Sobre regeneração e novos horizontes
Outra série de atividades realizadas por meio da Plataforma Ancestralidades em 2025 foram os Seminários Bongola: Raça, Clima e Futuros Possíveis, que compuseram a programação do evento Encontros Bongola 2025: Raça, Clima e Futuros Possíveis, que aconteceu em 8 e 9 de setembro de 2025. O evento colocou em pauta reflexões e trocas sobre as intersecções entre questões raciais, mudanças climáticas e novos – e inclusivos – horizontes para o futuro.
Os seminários do primeiro dia tiveram mediação de Ana Sanches, pesquisadora e ativista no movimento negro-ambiental, doutoranda em Mudança Social e Participação Política na Escola de Artes, Ciências e Humanidades da Universidade de São Paulo (EACH-USP) e consultora no departamento de Vigilância em Saúde Ambiental e Saúde do Trabalhador no Ministério da Saúde nas pautas de equidade. Participaram também dos debates que compuseram o encontro:
- Bayo Akomolafe, psicólogo clínico e escritor iorubá, fundador da The Emergence Network e curador do programa internacional We Will Dance with Mountains, autor dos livros These Wilds Beyond Our Fences e We Will Tell Our Own Story e colaborador no Projeto Regenerar;
- Kaká Werá, escritor, educador e conferencista indígena, descendente do povo tapuia e acolhido pela comunidade guarani. Autor de 20 livros, como A Terra dos Mil Povos e Menino-Trovão, e vencedor do Prêmio Jabuti de Literatura Infantojuvenil com Apytama, Florestas de Histórias;
- Maryellen Crisóstomo, jornalista, ativista de direitos humanos, ambientalista, coordenadora da Coordenação Estadual das Comunidades Quilombolas do Tocantins (COEQTO) e integrante do Coletivo de Mulheres Quilombolas da Coordenação Nacional de Articulação das Comunidades Negras Rurais Quilombolas (Conaq).
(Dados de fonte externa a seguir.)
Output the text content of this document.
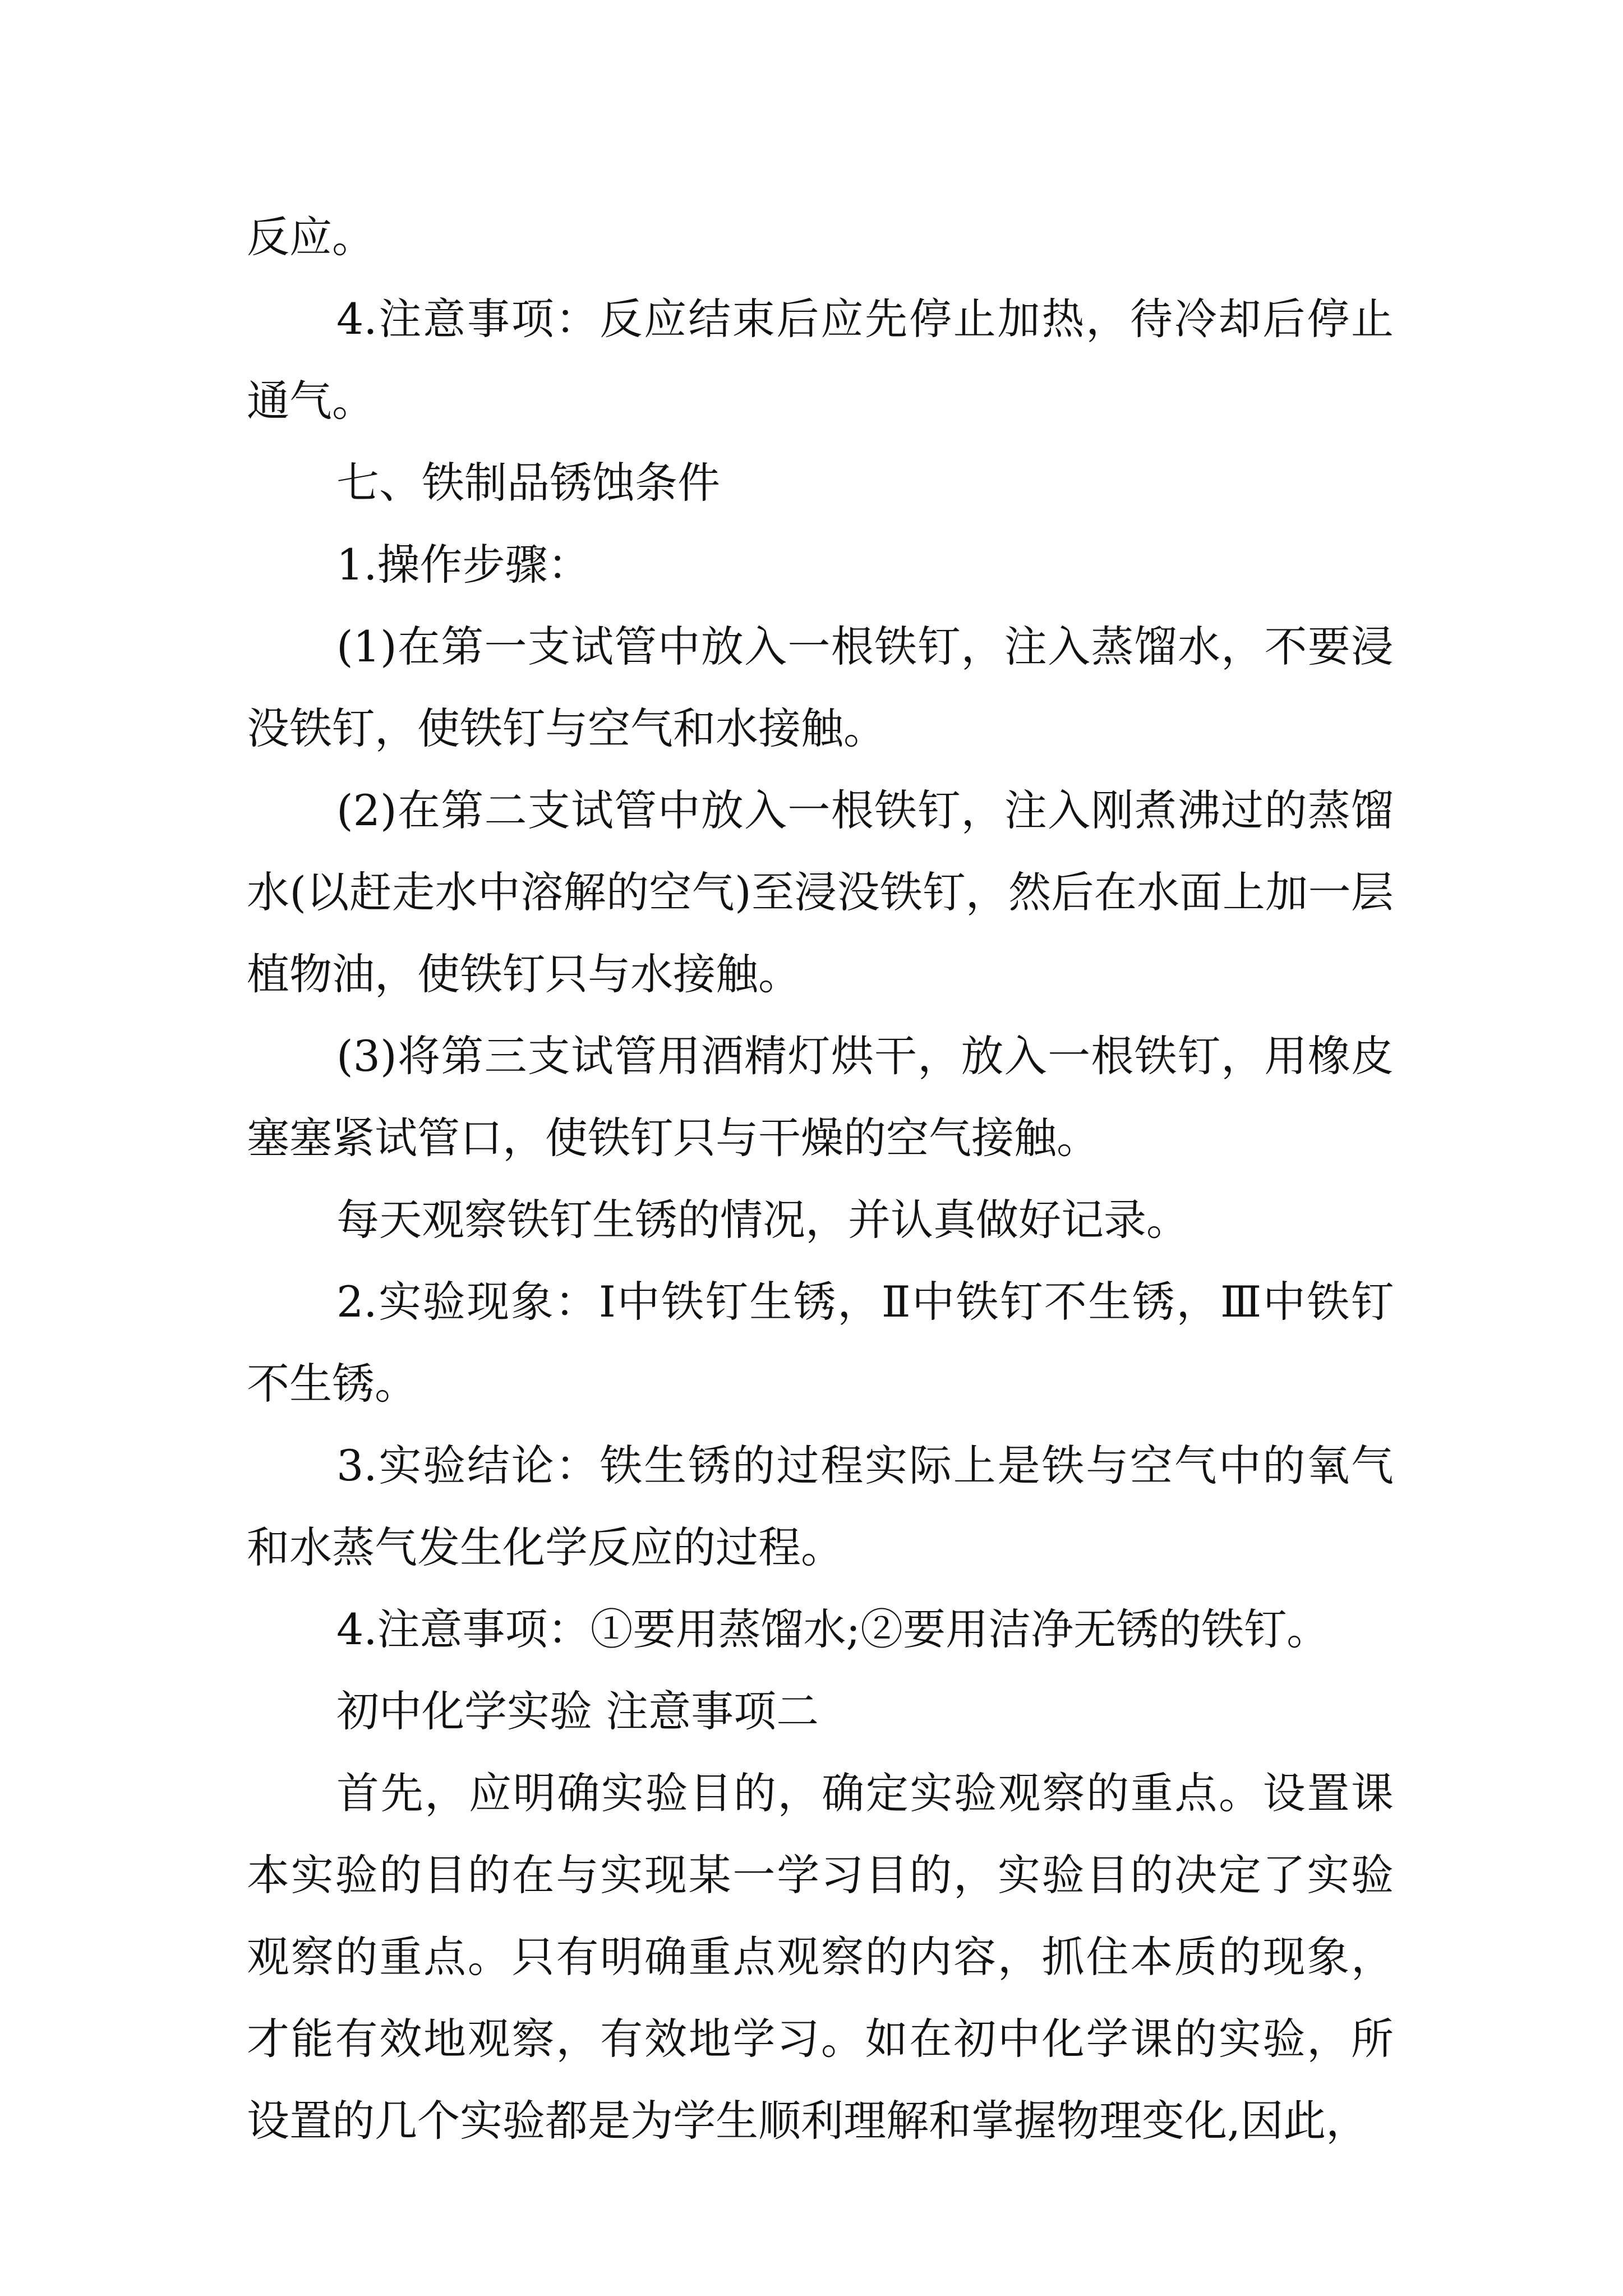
反应。

4.注意事项：反应结束后应先停止加热，待冷却后停止通气。

七、铁制品锈蚀条件

1.操作步骤：

(1)在第一支试管中放入一根铁钉，注入蒸馏水，不要浸没铁钉，使铁钉与空气和水接触。

(2)在第二支试管中放入一根铁钉，注入刚煮沸过的蒸馏水(以赶走水中溶解的空气)至浸没铁钉，然后在水面上加一层植物油，使铁钉只与水接触。

(3)将第三支试管用酒精灯烘干，放入一根铁钉，用橡皮塞塞紧试管口，使铁钉只与干燥的空气接触。

每天观察铁钉生锈的情况，并认真做好记录。

2.实验现象：Ⅰ中铁钉生锈，Ⅱ中铁钉不生锈，Ⅲ中铁钉不生锈。

3.实验结论：铁生锈的过程实际上是铁与空气中的氧气和水蒸气发生化学反应的过程。

4.注意事项：①要用蒸馏水;②要用洁净无锈的铁钉。

初中化学实验 注意事项二

首先，应明确实验目的，确定实验观察的重点。设置课本实验的目的在与实现某一学习目的，实验目的决定了实验观察的重点。只有明确重点观察的内容，抓住本质的现象，才能有效地观察，有效地学习。如在初中化学课的实验，所设置的几个实验都是为学生顺利理解和掌握物理变化,因此，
Já em 9 de setembro, os Encontros Bongola 2025: Raça, Clima e Futuros Possíveis promoveram a exibição do documentário Regenerar: Caminhos possíveis em um planeta machucado. Dirigido e roteirizado pela cineasta Maria Clara Parente, o filme é dividido em três partes que passam, respectivamente, por morte, sonho e vida. A partir desse tripé temático, a obra contém entrevistas feitas entre 2020 e 2021 com especialistas de diversas áreas do conhecimento.
Após a exibição do documentário, o debate sobre a obra e a busca por caminhos possíveis com a preservação ambiental – ou regeneração, para dialogar com o tema – contou com a presença de Maria Clara Parente, Bayo Akomolafe e:
- Ana Clara Cenamo, psicóloga, geógrafa e produtora executiva, fundadora da Spanda Produtora;
- Aza Njeri (Viviane Moraes), doutora em Literaturas Africanas e docente do Departamento de Letras e Artes da Cena da Pontifícia Universidade Católica do Rio de Janeiro (PUC-Rio), no Programa de Pós-Graduação em Literatura, Cultura e Contemporaneidade.
Durante os dois dias de atividades, Akomolafe destacou para o público a necessidade e a urgência de mudar o modus operandi e as estruturas socioeconômicas e políticas: "Precisamos ser totalmente diferentes. Não [temos de] somente mudar as periferias, mas, sim, perder o que somos", ponderou à época.